D'où vient la baisse du nombre de constructions dans la région ?

En Ile-de-France, pendant vingt-cinq ans, les cinq villes nouvelles ont représenté à elles seules 10 à 15 % de la construction dans la région, et pas loin de 20 % de la construction de logements sociaux. Ces villes sont arrivées à leur terme, et aucun relais n'a été pris.

Quel type d'urbanisme pourrait permettre de redresser la barre ?

Il faut que nous relancions les secteurs bien desservis en transports. Il ne s'agit pas de refaire une politique de type ville nouvelle, mais une politique moins ambitieuse, en faisant grossir les villages, par exemple.

Pourquoi est-il si difficile de garder le rythme en matière de construction ?

Avec la décentralisation, chacun à son petit niveau peut tout bloquer. Il y a l'Etat, qui finance, la région, qui est responsable de la révision du schéma directeur de la région Ile-de-France (Sdrif), la ville, qui statue sur le plan d'occupation des sols et l'attribution des permis de construire.
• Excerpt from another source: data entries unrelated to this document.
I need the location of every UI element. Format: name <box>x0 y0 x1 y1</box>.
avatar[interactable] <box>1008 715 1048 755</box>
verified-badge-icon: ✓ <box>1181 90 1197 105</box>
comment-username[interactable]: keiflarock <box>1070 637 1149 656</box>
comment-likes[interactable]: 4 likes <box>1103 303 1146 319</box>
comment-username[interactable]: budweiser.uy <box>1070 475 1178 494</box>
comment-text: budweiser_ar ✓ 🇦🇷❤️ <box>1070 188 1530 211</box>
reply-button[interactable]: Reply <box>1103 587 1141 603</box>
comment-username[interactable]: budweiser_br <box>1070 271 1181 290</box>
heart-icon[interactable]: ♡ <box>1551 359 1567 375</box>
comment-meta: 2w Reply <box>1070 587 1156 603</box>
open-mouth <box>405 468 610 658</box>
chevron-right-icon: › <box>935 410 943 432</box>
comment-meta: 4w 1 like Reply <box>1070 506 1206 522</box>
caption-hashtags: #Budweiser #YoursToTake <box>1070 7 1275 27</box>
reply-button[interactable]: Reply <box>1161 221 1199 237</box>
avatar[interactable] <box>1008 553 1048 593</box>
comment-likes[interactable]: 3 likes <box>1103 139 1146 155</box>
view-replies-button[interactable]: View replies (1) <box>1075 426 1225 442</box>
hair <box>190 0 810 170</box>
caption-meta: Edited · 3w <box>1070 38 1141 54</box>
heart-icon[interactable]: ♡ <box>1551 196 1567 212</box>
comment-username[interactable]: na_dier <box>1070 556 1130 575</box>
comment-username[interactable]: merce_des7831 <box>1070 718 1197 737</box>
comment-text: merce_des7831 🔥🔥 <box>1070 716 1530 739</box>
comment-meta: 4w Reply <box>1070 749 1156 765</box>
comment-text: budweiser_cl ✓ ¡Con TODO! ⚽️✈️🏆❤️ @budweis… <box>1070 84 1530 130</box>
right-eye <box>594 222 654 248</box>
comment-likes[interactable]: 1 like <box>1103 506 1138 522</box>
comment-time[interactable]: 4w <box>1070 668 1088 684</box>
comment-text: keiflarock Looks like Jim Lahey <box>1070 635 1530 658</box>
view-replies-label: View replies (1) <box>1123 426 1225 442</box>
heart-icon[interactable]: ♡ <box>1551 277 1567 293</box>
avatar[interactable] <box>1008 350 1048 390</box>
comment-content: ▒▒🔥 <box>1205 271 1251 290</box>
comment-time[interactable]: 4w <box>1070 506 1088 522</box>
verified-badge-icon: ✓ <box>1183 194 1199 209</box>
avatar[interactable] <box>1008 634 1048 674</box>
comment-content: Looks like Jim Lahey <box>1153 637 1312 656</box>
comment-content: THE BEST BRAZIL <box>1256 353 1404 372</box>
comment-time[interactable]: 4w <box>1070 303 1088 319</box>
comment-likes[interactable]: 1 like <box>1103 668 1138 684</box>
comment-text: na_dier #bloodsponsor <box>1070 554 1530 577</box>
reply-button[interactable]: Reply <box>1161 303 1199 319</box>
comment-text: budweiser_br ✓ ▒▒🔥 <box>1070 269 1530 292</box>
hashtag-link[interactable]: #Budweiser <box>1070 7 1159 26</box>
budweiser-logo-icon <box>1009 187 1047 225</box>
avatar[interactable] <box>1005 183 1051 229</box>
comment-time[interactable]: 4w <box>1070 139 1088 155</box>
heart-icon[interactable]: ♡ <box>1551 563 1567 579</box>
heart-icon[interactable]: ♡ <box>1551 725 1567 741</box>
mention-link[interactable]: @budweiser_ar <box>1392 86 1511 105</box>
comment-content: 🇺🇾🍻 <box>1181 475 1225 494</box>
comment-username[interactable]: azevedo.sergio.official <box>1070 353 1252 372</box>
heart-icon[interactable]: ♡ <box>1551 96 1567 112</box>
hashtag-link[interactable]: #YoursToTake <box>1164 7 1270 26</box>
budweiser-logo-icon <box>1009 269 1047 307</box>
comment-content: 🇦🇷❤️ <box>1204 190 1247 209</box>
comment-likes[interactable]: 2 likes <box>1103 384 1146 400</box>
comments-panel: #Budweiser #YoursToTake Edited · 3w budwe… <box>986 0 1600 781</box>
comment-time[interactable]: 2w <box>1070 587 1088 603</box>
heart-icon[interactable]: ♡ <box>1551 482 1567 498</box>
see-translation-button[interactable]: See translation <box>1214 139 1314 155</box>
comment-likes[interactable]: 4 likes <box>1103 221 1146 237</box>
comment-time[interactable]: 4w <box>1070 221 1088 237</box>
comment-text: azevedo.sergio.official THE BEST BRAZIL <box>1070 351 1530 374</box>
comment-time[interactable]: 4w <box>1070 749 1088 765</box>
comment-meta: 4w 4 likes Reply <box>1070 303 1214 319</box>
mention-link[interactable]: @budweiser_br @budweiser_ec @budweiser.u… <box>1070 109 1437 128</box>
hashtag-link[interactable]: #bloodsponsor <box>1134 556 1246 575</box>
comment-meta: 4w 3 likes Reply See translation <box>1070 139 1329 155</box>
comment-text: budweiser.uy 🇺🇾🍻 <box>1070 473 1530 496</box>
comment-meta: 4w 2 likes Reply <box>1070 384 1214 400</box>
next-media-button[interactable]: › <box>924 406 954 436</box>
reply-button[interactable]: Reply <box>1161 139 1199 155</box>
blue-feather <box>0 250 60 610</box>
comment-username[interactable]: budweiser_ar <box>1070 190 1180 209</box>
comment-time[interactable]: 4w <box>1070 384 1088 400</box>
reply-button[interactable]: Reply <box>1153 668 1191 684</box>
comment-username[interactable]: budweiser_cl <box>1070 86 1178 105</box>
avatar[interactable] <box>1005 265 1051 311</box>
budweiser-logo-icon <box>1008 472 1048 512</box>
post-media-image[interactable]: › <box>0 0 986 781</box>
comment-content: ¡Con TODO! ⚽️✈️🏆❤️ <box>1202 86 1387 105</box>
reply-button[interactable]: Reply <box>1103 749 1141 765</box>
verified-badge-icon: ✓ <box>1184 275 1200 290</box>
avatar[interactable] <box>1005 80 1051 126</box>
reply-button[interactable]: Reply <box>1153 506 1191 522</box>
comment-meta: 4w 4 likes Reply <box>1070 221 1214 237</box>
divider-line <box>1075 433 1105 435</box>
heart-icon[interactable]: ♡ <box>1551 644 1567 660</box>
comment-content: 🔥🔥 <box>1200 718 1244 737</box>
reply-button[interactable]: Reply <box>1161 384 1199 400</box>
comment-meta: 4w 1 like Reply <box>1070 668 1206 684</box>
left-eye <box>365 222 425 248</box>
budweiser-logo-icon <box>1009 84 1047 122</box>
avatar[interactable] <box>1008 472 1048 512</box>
Il y a aussi le département, qui tient les cordons de la bourse sur certains sujets. Nous avons inventé un système qui conduit à la paralysie. En province, elle est contournée grâce aux communautés urbaines, qui tranchent.

Quel type de structure pourrait mettre un terme à ces querelles ?

L'établissement public foncier régional est, pour moi, la réponse la plus pertinente. Elle permettrait d'équilibrer le territoire en matière de logement. Mais des départements comme les Hauts-de-Seine sont en train de créer les leurs, pour garder la main mise sur les projets de construction chez eux. Sur ce point, je suis en opposition totale avec le président des Hauts-de-Seine [Nicolas Sarkozy], qui y voit aussi son intérêt : dans son département, il y a davantage d'emplois, donc de recettes fiscales. Il veut garder le contrôle de ses richesses. C'est une guerre de pouvoir.

Les procédures sont-elles également en cause ?

Elles sont effectivement beaucoup trop complexes. Il faut simplifier le Code de l'urbanisme de façon radicale et être beaucoup plus rigoureux par rapport aux recours abusifs, qui sont devenus un vrai business. Les gens font des recours pour tout et n'importe quoi. Comme les promoteurs ne peuvent pas attendre, ils paient pour que le recours soit retiré. Quand une association sera condamnée, ils arrêteront. En province, ce type de procédure est beaucoup plus rare, car les enjeux financiers sont moindres.